前述のように善玉菌がビタミンB群とビタミンKを産生すると述べました。
◯ビタミンB群は、美容と健康維持に不可欠な栄養素です。特に、肌のターンオーバーを促進し、肌荒れやニキビを防ぎ、健康で美しい肌を保つ働きがあります。また、髪や爪の健康維持にも役立ち、全体的な美容効果が期待できます。
ビタミンB群で皮膚に関与するのは下記のビタミンです。
- ビタミンB2:皮膚や粘膜の健康を維持し、肌荒れやニキビの改善に効果があります。
- ビタミンB5(パントテン酸):パンテノールとう言葉を聞いたことがあると思いますが、美容においては様々な効果が期待できる栄養素です。肌の保湿を促進し、ターンオーバーを正常化することで、肌荒れやニキビの改善、シミ・シワ予防に役立ちます。また、毛髪の健康維持にも貢献し、髪の成長促進や耐久性向上、脱毛・枝毛の抑制など美容効果が期待できます。
- ビタミンB6:タンパク質の代謝を助け、肌のターンオーバーを促進します。
- 葉酸:赤血球の生成を助け、健康な肌を維持します。
- ビオチン:皮膚や髪の健康を保ち、ツヤのある髪や強い爪をサポートします。
◯ビタミンK
ビタミンKは、肌のバリア機能を高め、ダメージを受けた肌の修復をサポートする効果が期待できます。
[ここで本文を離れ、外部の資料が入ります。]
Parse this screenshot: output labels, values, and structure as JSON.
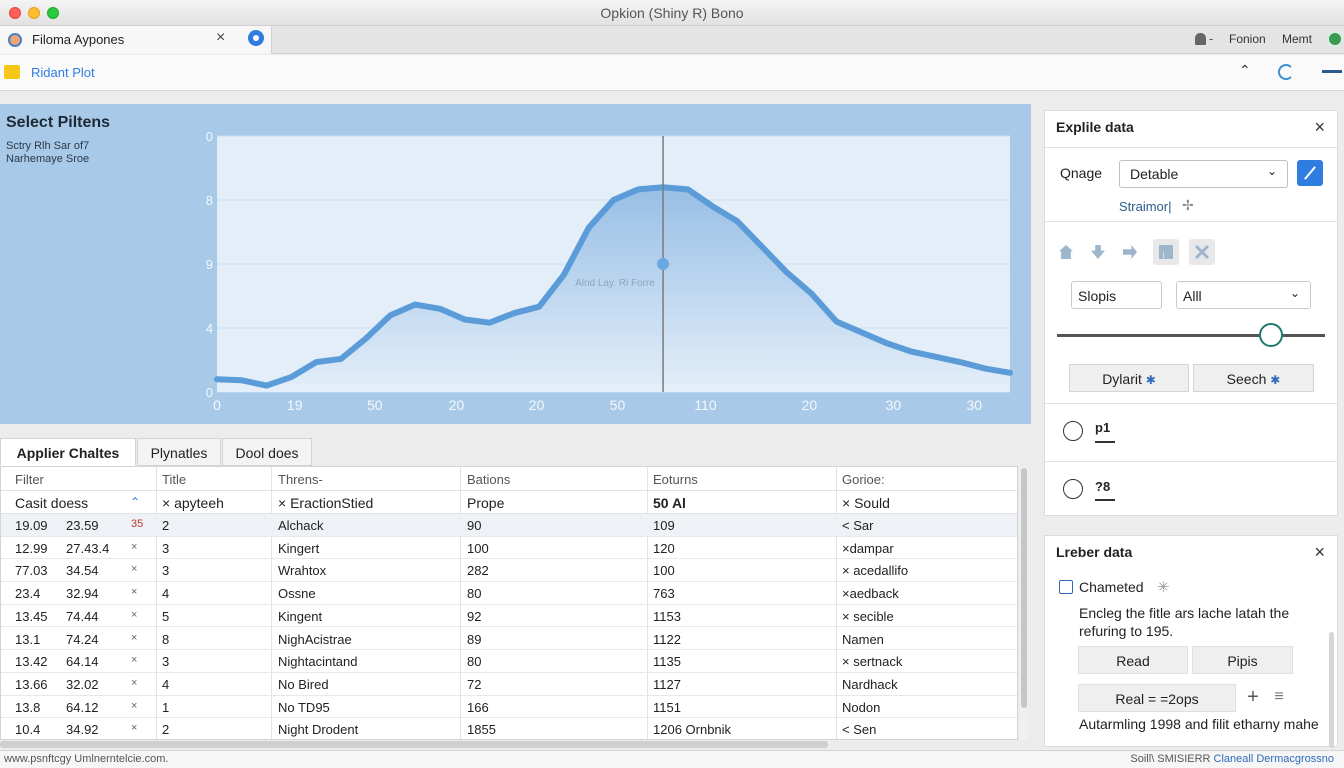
{
  "window": {
    "title": "Opkion (Shiny R) Bono"
  },
  "tab": {
    "label": "Filoma Aypones"
  },
  "topright": {
    "label1": "Fonion",
    "label2": "Memt"
  },
  "toolbar": {
    "label": "Ridant Plot"
  },
  "plot": {
    "title": "Select Piltens",
    "subtitle1": "Sctry Rlh Sar of7",
    "subtitle2": "Narhemaye Sroe",
    "annotation": "Alnd Lay. Rl Forre"
  },
  "chart_data": {
    "type": "area",
    "title": "",
    "xlabel": "",
    "ylabel": "",
    "x_tick_labels": [
      "0",
      "19",
      "50",
      "20",
      "20",
      "50",
      "110",
      "20",
      "30",
      "30"
    ],
    "y_tick_labels": [
      "0",
      "4",
      "9",
      "8",
      "0"
    ],
    "ylim": [
      0,
      12
    ],
    "series": [
      {
        "values": [
          0.6,
          0.55,
          0.3,
          0.7,
          1.4,
          1.55,
          2.5,
          3.6,
          4.1,
          3.9,
          3.4,
          3.25,
          3.7,
          4.0,
          5.5,
          7.7,
          9.0,
          9.5,
          9.6,
          9.5,
          8.7,
          8.0,
          6.8,
          5.6,
          4.6,
          3.3,
          2.8,
          2.3,
          1.9,
          1.65,
          1.4,
          1.1,
          0.9
        ]
      }
    ],
    "marker_index": 18,
    "marker_value": 6.0,
    "grid": true
  },
  "explore_panel": {
    "title": "Explile data",
    "select_label": "Qnage",
    "select_value": "Detable",
    "link": "Straimor|",
    "search_input": "Slopis",
    "filter_select": "Alll",
    "slider_value": 0.8,
    "btn1": "Dylarit",
    "btn2": "Seech",
    "radio1": "p1",
    "radio2": "?8"
  },
  "leader_panel": {
    "title": "Lreber data",
    "checkbox_label": "Chameted",
    "description": "Encleg the fitle ars lache latah the refuring to 195.",
    "btn1": "Read",
    "btn2": "Pipis",
    "btn3": "Real = =2ops",
    "note": "Autarmling 1998 and filit etharny mahe"
  },
  "tabs": [
    "Applier Chaltes",
    "Plynatles",
    "Dool does"
  ],
  "table": {
    "headers": [
      "Filter",
      "Title",
      "Threns-",
      "Bations",
      "Eoturns",
      "Gorioe:"
    ],
    "filter_row": [
      "Casit doess",
      "× apyteeh",
      "× EractionStied",
      "Prope",
      "50 Al",
      "× Sould"
    ],
    "rows": [
      [
        "19.09",
        "23.59",
        "35",
        "2",
        "Alchack",
        "90",
        "109",
        "< Sar"
      ],
      [
        "12.99",
        "27.43.4",
        "×",
        "3",
        "Kingert",
        "100",
        "120",
        "×dampar"
      ],
      [
        "77.03",
        "34.54",
        "×",
        "3",
        "Wrahtox",
        "282",
        "100",
        "× acedallifo"
      ],
      [
        "23.4",
        "32.94",
        "×",
        "4",
        "Ossne",
        "80",
        "763",
        "×aedback"
      ],
      [
        "13.45",
        "74.44",
        "×",
        "5",
        "Kingent",
        "92",
        "1153",
        "× secible"
      ],
      [
        "13.1",
        "74.24",
        "×",
        "8",
        "NighAcistrae",
        "89",
        "1122",
        "Namen"
      ],
      [
        "13.42",
        "64.14",
        "×",
        "3",
        "Nightacintand",
        "80",
        "1135",
        "× sertnack"
      ],
      [
        "13.66",
        "32.02",
        "×",
        "4",
        "No Bired",
        "72",
        "1127",
        "Nardhack"
      ],
      [
        "13.8",
        "64.12",
        "×",
        "1",
        "No TD95",
        "166",
        "1151",
        "Nodon"
      ],
      [
        "10.4",
        "34.92",
        "×",
        "2",
        "Night Drodent",
        "1855",
        "1206 Ornbnik",
        "< Sen"
      ]
    ]
  },
  "status": {
    "left": "www.psnftcgy Umlnerntelcie.com.",
    "right_a": "Soill\\ SMISIERR",
    "right_b": "Claneall Dermacgrossno"
  }
}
次に善玉菌についてそれぞれ説明をします。代表的なものとしては『乳酸菌』や『ビフィズス菌』ですが、それぞれ違った特徴があります。
1.乳酸菌(レベニン®)
主に小腸にすみつき、炭水化物などの糖を消費して、「乳酸」をつくります。乳酸菌の種類は多種多様で、腸内にすむ細菌のバランスを整えることにより、健康に役立っています。
2.ビフィズス菌(レベニンS®)
赤ちゃんの『腸内フローラ』はビフィズス菌などの善玉菌がいっぱいです。成長するにつれて腸内は変化し、善玉菌と悪玉菌のバランスのとれた『腸内フローラ』になります。しかし、老年期に入るとビフィズス菌が減り、ウェルシュ菌、大腸菌などの悪玉菌が急激に増加し中にはビフィズス菌が1%しかないというケースもあります。このように腸内環境の変化は、老化や生活習慣病と関係していると考えられています。作り出された乳酸や酪酸には、悪玉菌の増殖を抑制し腸の運動を正常にして軟便や便秘などを改善する整腸作用があります。
3.酪酸菌(ビオスリー®)
酪酸菌は、腸内にある食物繊維を栄養として、発酵・分解を行い「酪酸」を作り出します。酪酸は短鎖脂肪酸の一種で、短鎖脂肪酸には、腸が健康でいるために、腸内を弱酸性に保ち、有害な菌が繁殖しないようにする効果があります。「酢酸」は、体内の余分な脂肪を蓄えている細胞「白色脂肪細胞」で作用します。白色脂肪細胞には酢酸を感知するセンサーがあり血液によって運ばれた酢酸をこのセンサーが感知すると、脂肪細胞に過剰なエネルギーが取り込まれるのをブロックし、脂肪の蓄積を抑制し、ダイエット効果の可能性が報告されています。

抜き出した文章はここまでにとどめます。